Ilustración de Luis Miguel Morales Galante ‘MOGA’ |
Lo de ir a Marte parece que va en serio. Lo que comenzó siendo una curiosidad se ha vuelto una necesidad. Si los marcianos no dan señales de vida aquí, tendremos que ir allí, pero para quedarnos, porque la vida en la Tierra tiene los años contados. Hay muchas formas de llegar a Marte. Hace miles de años que los humanos llegamos, con la observación y con las palabras. Nuestro interés por el cuarto planeta del sistema solar viene de lejos. Marte es del dios de la guerra, el segundo día de la semana y el tercer mes del año.

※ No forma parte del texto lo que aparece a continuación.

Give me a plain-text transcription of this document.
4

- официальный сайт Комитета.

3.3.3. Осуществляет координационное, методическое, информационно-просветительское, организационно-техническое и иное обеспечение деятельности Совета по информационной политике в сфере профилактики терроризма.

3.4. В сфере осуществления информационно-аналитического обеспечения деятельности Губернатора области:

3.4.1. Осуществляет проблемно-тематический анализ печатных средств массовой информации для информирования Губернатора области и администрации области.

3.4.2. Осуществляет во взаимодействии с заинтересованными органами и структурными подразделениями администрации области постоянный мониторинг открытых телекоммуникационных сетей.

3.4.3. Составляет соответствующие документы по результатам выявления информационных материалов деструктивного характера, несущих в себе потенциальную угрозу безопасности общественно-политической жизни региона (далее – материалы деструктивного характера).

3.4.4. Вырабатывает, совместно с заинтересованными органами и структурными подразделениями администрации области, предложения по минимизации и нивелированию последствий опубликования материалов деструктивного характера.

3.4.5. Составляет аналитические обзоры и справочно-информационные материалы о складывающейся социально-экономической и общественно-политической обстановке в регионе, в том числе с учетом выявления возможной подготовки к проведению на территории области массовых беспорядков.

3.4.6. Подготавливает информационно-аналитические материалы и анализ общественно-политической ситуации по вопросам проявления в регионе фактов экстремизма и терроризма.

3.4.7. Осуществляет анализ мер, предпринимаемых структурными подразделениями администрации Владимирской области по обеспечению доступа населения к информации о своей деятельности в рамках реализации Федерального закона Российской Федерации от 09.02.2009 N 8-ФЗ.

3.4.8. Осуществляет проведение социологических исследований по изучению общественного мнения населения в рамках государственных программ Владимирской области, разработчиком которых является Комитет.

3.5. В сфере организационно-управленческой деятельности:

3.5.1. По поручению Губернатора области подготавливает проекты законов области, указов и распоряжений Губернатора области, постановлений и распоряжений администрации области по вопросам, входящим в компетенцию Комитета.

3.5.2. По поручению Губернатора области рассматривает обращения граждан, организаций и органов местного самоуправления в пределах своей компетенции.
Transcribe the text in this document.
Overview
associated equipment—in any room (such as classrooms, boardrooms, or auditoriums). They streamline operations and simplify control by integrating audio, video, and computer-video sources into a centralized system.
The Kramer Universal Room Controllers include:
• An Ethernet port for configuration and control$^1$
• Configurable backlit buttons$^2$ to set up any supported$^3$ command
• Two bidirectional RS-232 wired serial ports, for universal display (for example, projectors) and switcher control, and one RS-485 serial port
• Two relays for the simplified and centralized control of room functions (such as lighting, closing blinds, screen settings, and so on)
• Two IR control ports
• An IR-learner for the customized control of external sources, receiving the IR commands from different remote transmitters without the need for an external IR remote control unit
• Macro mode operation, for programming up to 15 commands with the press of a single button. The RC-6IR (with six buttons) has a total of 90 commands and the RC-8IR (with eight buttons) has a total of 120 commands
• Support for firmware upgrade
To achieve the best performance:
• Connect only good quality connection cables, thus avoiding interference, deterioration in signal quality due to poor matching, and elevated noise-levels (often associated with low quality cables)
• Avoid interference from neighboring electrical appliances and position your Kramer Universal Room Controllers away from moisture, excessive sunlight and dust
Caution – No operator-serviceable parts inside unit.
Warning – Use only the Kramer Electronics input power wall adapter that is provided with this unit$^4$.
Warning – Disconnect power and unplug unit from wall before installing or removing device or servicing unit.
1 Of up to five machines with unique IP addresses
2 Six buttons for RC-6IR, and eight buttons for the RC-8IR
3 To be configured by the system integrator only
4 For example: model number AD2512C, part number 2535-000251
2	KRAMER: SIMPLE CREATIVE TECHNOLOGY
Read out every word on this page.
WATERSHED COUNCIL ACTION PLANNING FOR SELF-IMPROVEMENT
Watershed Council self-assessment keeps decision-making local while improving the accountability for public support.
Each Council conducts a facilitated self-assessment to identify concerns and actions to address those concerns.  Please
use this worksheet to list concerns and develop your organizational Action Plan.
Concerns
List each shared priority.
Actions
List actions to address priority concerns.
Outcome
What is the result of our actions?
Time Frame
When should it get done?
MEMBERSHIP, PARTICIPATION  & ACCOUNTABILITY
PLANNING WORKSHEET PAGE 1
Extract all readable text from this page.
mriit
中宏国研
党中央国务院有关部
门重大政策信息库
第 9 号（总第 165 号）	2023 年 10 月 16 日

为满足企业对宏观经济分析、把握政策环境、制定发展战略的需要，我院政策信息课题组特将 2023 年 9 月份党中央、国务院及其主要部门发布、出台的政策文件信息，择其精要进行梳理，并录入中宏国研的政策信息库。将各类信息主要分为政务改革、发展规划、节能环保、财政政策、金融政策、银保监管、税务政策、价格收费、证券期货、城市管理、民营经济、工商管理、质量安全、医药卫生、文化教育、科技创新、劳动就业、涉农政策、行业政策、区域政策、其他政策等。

Es uno de los cuerpos celestes que, desde nuestra perspectiva, se desplaza sobre el fondo de las estrellas fijas. Planeta en griego significa errante, vagabundo, el que va de un lado para otro. Y es, ante todo, el planeta rojo, debido al óxido de hierro. Su diámetro es la mitad que el de la Tierra. Tuvo abundante agua y una atmósfera rica en dióxido de carbono. Su núcleo se solidificó y fue perdiendo tanto su atmósfera como sus océanos. Sin apenas presión atmosférica, sin ciclos hidrológicos y procesos de reciclaje, Marte se convirtió “un desierto seco y polvoriento” con temperaturas medias de -55ºC, explica Carlos Briones en su libro ¿Estamos solos? (Crítica, 2020).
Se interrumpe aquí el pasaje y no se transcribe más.